Giornalismo molisano in lutto: all’età di 79 anni, dopo una malattia, è morto Pasquale Lombardi, decano dell’informazione regionale. Pasquale Lombardi era nato a Fornelli (in provincia di Isernia) il 24 aprile del 1942. È stato tra i fondatori dell’Ordine dei Giornalisti del Molise (ha ricoperto per tre mandati la carica di vicepresidente). Pasquale Lombardi è stato anche tra i fondatori della televisione pentra TVI nonché il responsabile della redazione di Isernia prima e poi anche di quella regionale, del quotidiano Il Tempo. Giornalista dal 16 luglio del 1974, appassionato di politica, è stato anche amministratore della “sua” Fornelli per la quale tanto si è speso negli anni. Ai figli Marianna ed Ernesto (nostro collega), alla moglie e alla famiglia le più sentite condoglianze dall’editore, dal direttore e dalla redazione del Quotidiano del Molise.

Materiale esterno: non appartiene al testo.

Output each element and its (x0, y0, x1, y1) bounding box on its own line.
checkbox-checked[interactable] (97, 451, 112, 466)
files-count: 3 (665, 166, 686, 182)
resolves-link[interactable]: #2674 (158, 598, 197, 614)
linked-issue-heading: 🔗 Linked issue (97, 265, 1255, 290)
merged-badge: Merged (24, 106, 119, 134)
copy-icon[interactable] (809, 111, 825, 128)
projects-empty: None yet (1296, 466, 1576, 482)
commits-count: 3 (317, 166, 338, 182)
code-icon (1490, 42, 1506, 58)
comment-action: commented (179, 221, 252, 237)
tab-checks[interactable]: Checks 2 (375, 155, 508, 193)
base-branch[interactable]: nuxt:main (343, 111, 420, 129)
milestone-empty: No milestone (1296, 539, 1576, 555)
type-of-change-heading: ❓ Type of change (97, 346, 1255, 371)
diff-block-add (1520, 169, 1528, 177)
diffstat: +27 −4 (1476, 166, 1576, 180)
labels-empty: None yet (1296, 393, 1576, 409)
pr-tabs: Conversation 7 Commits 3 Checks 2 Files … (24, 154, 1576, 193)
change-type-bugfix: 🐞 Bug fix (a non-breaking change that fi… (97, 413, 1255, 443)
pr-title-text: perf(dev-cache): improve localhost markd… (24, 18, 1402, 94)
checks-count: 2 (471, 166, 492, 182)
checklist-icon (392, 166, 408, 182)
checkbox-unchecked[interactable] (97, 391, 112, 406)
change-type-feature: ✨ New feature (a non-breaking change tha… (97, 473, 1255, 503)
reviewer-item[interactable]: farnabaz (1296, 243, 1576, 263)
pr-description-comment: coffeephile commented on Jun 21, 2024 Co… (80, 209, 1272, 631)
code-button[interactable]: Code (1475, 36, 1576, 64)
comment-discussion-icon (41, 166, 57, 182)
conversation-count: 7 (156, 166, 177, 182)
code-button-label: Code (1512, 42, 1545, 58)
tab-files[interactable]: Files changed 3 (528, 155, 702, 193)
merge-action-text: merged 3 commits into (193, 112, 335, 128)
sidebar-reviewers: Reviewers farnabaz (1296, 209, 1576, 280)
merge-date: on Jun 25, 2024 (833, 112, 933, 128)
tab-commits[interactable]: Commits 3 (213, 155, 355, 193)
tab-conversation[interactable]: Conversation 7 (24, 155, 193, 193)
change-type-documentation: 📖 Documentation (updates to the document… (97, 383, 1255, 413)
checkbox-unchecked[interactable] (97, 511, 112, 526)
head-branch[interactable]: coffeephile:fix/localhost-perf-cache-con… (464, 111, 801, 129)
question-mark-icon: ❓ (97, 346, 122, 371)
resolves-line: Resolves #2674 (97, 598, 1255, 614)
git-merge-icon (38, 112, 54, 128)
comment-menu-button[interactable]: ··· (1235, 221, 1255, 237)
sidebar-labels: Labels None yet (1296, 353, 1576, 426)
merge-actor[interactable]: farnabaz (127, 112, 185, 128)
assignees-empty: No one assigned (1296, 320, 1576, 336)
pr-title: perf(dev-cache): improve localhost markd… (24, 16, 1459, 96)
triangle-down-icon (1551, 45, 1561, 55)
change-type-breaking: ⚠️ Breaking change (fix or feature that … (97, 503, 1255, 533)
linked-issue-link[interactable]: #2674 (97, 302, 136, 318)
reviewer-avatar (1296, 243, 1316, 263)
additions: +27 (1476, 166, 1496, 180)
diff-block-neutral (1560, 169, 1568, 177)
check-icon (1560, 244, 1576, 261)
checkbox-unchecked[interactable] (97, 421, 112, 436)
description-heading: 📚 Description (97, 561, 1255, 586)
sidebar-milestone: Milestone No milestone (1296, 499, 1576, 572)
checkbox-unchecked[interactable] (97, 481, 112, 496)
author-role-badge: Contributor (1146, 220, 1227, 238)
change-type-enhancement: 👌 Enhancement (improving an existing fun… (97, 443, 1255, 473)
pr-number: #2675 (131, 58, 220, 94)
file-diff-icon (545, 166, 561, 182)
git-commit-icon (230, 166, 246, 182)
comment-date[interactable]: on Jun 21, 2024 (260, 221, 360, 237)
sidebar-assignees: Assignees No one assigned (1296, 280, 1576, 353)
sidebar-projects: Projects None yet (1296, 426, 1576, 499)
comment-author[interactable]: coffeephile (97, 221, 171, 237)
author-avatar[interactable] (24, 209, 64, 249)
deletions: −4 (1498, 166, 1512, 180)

di seguito il ricordo di Agostino Rocco:

«Un vecchio collega mi telefona  in un afoso pomeriggio grigio di luglio “è morto Pasquale” e sento un pezzo della mia vita che non c’è più. Il 9 luglio dovevamo ricevere insieme la targa per i 45 anni di attività nell’Ordine dei Giornalisti, ma l’amico Presidente Enzo Cimino mi dice “Pasquale non ci sarà, sta male…” Era già quella una grande brutta notizia, ma oggi la tua morte è un “macigno”, come dicevi in certi casi. Tu in Comune, io alla Provincia, a fare lo stesso lavoro, scambiandoci notizie e ridendo dei piccoli fatti della politica locale. Eri sarcastico, mordace, ma senza cattiveria, non ricordo mai una tua offesa ad un collega. Siamo stati insieme a “il Tempo” e poi TVI, a dirigere quei primi telegiornali che, per l’epoca, erano piccoli capolavori. A volte ci tenevamo il broncio ma diventammo amici, ci  scambiavamo dritte e notizie, e molte risate. Con la tua scomparsa, eri uno dei protagonisti del giornalismo regionale, se ne va un altro uomo onesto della storia di questa piccola ma nobile parte del nostro Paese. In giorni e battaglie memorabili hai difeso la Provincia, Isernia, il Molise e la dignità di noi tutti, e mi sento onorato di aver lavorato al tuo fianco. Sì, oggi è un brutto afoso, triste giorno di luglio, amico Pasquale».